I have five 21s and two of them cannot be fully tightened without binding the knife. On both knives if you bottom the pivot screw, it locks the blade (no there is no pinched washer). I suppose I could sand down the washers to correct this, or send the knives in to CRK, but figure in the end its just giving me more wear. These knives will hit their sweet spot in time. I just use a tiny drop of purple loctite and forget about it. You really only need to disassemble a 21 a couple times a year if that.
There is an expectation that every new CRK is perfect and they most certainly are not. CRK quality control may have had a heyday where every knife leaving Idaho was absolutely perfect, but I think those days are over. I still think for what you pay, they are great value, but you should expect some variability. The good news is they have great customer service, so if your knife is bugging your OCD side, you can send it in to be made mostly perfect.

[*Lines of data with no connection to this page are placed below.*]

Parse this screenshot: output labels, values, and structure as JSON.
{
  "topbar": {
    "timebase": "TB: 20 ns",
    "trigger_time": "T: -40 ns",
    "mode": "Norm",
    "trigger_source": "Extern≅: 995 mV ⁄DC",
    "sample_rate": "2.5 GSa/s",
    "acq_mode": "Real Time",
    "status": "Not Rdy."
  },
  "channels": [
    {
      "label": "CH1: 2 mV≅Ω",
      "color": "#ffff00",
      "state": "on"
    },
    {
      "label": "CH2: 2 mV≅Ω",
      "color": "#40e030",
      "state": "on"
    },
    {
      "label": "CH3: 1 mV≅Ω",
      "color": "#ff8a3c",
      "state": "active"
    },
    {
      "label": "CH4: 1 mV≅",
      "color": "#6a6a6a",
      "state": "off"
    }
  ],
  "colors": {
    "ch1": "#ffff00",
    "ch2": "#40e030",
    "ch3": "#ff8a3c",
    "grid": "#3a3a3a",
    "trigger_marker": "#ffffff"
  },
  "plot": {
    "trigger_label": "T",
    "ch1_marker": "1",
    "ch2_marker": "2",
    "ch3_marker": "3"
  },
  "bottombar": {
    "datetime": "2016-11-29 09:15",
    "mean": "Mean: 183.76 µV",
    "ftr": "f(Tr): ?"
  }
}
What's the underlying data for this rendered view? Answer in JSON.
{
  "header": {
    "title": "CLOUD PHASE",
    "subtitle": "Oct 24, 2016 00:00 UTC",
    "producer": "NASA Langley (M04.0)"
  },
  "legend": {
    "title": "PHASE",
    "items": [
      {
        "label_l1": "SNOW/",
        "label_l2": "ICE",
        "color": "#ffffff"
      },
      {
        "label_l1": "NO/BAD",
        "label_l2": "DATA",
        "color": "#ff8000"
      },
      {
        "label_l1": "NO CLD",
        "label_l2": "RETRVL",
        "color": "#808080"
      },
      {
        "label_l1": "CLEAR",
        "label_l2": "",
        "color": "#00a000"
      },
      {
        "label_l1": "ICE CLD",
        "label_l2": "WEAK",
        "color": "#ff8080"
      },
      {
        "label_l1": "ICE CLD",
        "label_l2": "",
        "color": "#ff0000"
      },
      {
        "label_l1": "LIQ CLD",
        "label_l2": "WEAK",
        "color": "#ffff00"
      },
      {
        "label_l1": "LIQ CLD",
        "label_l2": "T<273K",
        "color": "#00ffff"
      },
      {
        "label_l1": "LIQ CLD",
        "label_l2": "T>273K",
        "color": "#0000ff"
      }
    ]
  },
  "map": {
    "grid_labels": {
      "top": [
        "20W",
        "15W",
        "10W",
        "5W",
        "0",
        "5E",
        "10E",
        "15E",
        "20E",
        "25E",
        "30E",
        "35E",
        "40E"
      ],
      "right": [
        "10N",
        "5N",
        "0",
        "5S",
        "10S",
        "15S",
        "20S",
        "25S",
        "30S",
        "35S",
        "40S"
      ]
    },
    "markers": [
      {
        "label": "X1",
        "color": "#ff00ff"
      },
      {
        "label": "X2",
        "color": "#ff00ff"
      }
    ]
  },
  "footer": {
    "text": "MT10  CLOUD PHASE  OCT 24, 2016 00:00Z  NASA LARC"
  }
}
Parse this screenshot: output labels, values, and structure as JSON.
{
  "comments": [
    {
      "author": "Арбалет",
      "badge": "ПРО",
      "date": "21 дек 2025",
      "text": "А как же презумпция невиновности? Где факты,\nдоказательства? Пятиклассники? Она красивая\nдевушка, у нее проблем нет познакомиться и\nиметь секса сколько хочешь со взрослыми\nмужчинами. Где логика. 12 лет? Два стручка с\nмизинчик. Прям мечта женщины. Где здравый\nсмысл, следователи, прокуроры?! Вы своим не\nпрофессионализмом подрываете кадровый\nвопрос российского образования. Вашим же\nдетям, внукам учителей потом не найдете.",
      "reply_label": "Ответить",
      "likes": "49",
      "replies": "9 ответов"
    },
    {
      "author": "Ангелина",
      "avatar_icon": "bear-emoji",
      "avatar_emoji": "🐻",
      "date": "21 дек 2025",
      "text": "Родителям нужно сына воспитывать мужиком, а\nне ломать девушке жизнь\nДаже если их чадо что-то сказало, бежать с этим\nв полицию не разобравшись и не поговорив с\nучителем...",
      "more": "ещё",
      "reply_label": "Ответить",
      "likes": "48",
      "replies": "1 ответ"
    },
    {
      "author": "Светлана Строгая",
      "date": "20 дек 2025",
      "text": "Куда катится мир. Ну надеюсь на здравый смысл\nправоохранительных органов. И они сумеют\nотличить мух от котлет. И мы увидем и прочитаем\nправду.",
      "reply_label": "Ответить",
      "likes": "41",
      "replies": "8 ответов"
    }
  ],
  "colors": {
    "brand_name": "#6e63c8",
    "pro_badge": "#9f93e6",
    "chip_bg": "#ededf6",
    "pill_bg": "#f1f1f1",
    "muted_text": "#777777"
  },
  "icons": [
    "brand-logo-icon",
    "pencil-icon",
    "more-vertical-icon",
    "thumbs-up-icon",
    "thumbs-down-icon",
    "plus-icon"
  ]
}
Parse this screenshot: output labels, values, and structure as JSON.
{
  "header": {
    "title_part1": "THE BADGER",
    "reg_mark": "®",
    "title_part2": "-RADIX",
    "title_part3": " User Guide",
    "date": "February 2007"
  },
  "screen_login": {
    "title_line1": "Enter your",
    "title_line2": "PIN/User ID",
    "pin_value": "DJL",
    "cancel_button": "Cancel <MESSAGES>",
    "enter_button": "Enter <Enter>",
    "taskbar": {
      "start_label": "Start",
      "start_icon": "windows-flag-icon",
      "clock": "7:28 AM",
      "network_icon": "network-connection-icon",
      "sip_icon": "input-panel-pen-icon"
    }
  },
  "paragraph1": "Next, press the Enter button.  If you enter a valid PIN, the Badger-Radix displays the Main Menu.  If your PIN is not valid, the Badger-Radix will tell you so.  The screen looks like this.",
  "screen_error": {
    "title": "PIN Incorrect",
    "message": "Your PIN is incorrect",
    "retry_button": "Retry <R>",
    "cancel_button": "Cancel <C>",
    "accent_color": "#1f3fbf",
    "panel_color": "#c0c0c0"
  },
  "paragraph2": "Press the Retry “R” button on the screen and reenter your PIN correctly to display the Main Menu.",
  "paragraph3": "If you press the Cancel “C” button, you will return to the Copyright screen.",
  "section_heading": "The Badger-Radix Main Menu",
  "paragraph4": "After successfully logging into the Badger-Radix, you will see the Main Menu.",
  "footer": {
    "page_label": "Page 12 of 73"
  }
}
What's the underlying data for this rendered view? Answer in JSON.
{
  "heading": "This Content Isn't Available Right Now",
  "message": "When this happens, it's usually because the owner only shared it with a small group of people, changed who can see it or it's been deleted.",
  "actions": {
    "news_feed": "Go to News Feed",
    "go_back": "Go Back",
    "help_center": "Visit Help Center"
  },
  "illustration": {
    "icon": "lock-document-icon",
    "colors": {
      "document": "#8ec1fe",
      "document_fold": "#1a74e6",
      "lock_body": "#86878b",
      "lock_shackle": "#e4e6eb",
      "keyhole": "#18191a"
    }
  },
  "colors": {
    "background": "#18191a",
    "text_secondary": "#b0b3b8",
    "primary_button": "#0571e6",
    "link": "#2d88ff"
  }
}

We of course have all contributed in some way to the present situation by popularizing, purchasing, and promoting the brand so there is huge demand. CRK had a choice to either keep making a few dozen knives a day that were 100% perfect, sharpened and inspected by Chris himself, and let the wait list be years long, or go to making hundreds a day, with a few lemons and some 'nearly perfect' product hitting the street. They chose the latter, which is why there is such a wait time for knife service I would guess.......lots probably come back. They are still committed to 100% perfection, but you might have to buy a slightly flawed knife first, and then send it into them to get to that point of 'CRK perfect'. The most important note is, that if you buy a flawed knife, and then send it to Idaho to get 'perfected', you are still waiting less time, and paying much less money (likely), than if CRK remained a semi-cutom knife shop producing 10 or so 'h' sebenzas a day. The knives are available, and are reasonably priced for what they are. The expectation of out-of-the-box perfection needs to be tempered a little is all.